Why Knowledge Graphs Reduce Hallucinations

Why LLMs Hallucinate

Hallucination occurs when an LLM generates plausible-sounding content that is factually wrong. The model is not lying or guessing. It is doing what it was trained to do: produce the most likely continuation of the text given its training data and the current prompt. When the prompt does not contain enough information to answer the question definitively, the model fills in the gaps with patterns from training data. These patterns are often correct in general but wrong for the specific context.

For example, if you ask "what database does the payments service use" and the retrieved context mentions the payments service but not its database, the model might answer "PostgreSQL" because PostgreSQL is the most common database mentioned in its training data alongside payment systems. The answer is plausible, but it is not grounded in your specific infrastructure. The model hallucinated a specific fact because it had general knowledge but not specific knowledge.

RAG reduces hallucination by providing specific context, but it does not eliminate it. The model can still misinterpret retrieved passages, combine facts from different passages incorrectly, or fill gaps between retrieved documents with invented details. The remaining hallucination rate depends on how well the retrieved context covers the question and how clearly the facts are stated in the retrieved text.

How Knowledge Graphs Help

Structured Facts vs Unstructured Text

Knowledge graphs store information as explicit triples: subject, predicate, object. "Payments service" "uses" "PostgreSQL 15." This structure eliminates the ambiguity that causes hallucination in unstructured text. The model does not need to interpret a paragraph, identify the relevant sentence, and extract the fact. The fact is already extracted, verified, and presented in a form that leaves no room for misinterpretation.

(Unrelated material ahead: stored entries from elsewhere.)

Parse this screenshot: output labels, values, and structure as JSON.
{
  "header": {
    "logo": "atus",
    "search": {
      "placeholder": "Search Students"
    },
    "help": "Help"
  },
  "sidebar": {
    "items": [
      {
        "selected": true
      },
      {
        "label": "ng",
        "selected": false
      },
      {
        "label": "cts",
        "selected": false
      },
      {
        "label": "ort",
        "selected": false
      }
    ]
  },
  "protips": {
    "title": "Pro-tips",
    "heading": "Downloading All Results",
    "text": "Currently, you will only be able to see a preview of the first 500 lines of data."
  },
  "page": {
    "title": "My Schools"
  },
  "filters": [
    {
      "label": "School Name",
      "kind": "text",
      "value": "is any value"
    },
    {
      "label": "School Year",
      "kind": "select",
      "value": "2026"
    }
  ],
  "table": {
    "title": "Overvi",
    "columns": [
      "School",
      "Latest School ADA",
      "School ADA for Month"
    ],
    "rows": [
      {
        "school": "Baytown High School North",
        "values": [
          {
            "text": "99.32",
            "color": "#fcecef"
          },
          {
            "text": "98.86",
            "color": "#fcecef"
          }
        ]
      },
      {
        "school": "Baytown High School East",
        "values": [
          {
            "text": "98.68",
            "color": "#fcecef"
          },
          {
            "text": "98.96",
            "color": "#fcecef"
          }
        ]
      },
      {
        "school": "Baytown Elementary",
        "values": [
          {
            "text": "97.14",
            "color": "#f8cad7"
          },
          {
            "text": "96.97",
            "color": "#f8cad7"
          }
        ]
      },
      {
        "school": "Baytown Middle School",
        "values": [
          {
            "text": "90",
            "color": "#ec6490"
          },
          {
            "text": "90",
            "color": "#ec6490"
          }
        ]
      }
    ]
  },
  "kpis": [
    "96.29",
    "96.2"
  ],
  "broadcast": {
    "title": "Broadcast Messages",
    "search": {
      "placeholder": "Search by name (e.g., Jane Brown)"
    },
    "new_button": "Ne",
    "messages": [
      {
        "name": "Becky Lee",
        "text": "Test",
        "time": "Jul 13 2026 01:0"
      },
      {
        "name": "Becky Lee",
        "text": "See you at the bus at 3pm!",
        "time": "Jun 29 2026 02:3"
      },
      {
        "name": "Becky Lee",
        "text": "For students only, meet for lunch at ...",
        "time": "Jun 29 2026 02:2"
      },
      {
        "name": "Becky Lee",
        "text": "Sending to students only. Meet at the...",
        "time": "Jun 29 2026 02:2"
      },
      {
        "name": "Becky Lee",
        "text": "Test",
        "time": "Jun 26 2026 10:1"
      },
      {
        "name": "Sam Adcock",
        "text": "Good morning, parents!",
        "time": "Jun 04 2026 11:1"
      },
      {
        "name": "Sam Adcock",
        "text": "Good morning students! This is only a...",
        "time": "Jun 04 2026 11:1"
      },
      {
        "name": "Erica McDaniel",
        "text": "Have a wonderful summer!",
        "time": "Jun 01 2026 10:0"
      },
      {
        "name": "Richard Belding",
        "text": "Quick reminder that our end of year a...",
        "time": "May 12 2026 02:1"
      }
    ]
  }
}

When the LLM receives structured triples as context ("payments_service uses PostgreSQL_15, payments_service is_maintained_by payments_team, PostgreSQL_15 version 15.4"), it can answer specific questions by referencing specific triples rather than inferring answers from prose. This is similar to how a human answering questions from a spreadsheet hallucinates less than one answering from a novel, the structured format makes facts unambiguous.

Entity Grounding

Entity grounding means matching every entity mentioned in the question and the answer to a specific node in the knowledge graph. If the user asks about "the auth service" and the graph contains "Authentication Service" as a node with alias "auth service," the system can confirm it is talking about a real entity rather than a hallucinated one. If the model generates an answer mentioning "the identity provider" and that entity does not exist in the graph, the system can flag the response as potentially hallucinated.

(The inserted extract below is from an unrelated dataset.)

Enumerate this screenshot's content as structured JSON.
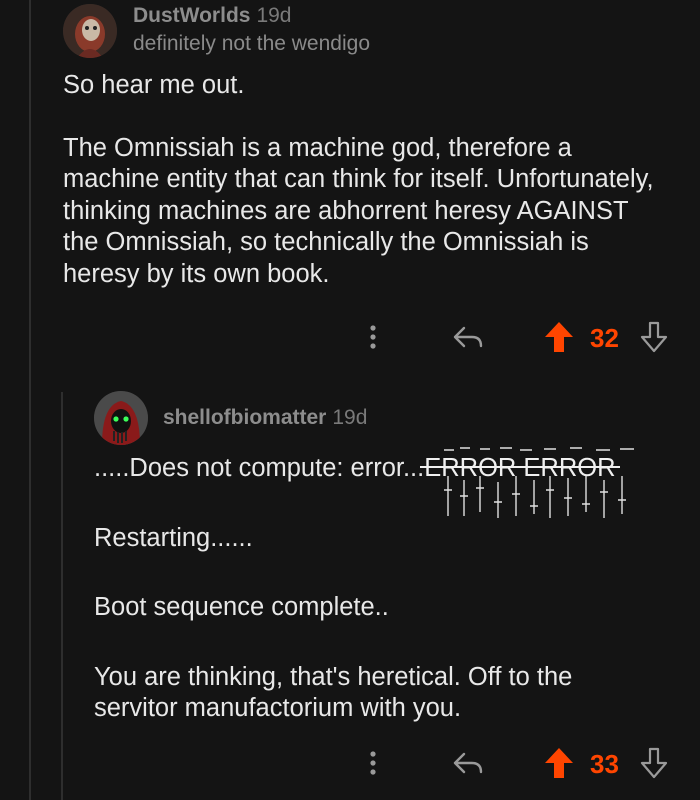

This grounding works at answer time as well. After the model generates a response, a verification step can extract entities from the response and check whether they exist in the knowledge graph. Entities that are not in the graph are candidates for hallucination, and the system can either flag them for the user or ask the model to regenerate with a constraint to use only known entities.

Relationship Constraints

Knowledge graphs constrain which relationships are valid between entities. If the graph says "payments service uses PostgreSQL" and "payments service uses Redis," and the model says "payments service uses MongoDB," the graph provides evidence that this claim is unsupported. The model may have invented the MongoDB connection based on training data patterns rather than the specific context of your infrastructure.

Relationship constraints are particularly powerful for multi-hop answers. When the model follows a chain of reasoning ("the payments service uses PostgreSQL, and PostgreSQL is backed up by WAL archiving"), each hop can be verified against the graph. If any hop does not correspond to an existing relationship, the chain is broken and the conclusion is suspect. This hop-by-hop verification catches hallucinations that a paragraph-level check might miss.

Confidence Scoring

Not all facts in a knowledge graph are equally reliable. A relationship mentioned in 20 documents with consistent wording is more trustworthy than one extracted from a single ambiguous sentence. Knowledge graphs that carry confidence scores on each triple give the LLM a signal about how much to trust each fact. The model can be instructed to only use facts above a confidence threshold, to qualify low-confidence facts with hedging language, or to indicate when the available evidence is insufficient to answer definitively.

Adaptive Recall implements this through its confidence weighting system. Each memory and its associated entity relationships carry confidence scores that evolve over time through corroboration and contradiction. When the recall tool retrieves memories, the confidence scores are included, letting the LLM distinguish between well-established facts and tentative observations. This confidence signal helps the model calibrate its answers rather than presenting all retrieved content as equally certain.

Measurable Impact

Studies on GraphRAG systems consistently show hallucination reduction compared to standard RAG. The structured nature of graph-retrieved context reduces factual errors by 20 to 40% on entity-specific questions. The improvement is largest on questions about relationships ("who maintains X," "what does Y depend on") where the graph provides a definitive answer. The improvement is smallest on broad, open-ended questions where the model must synthesize across multiple sources regardless of retrieval method.

The combination of knowledge graph grounding with confidence scoring produces the largest reductions because it addresses both the source of hallucination (ambiguous or missing context) and the calibration of hallucination (the model presenting uncertain answers as definitive).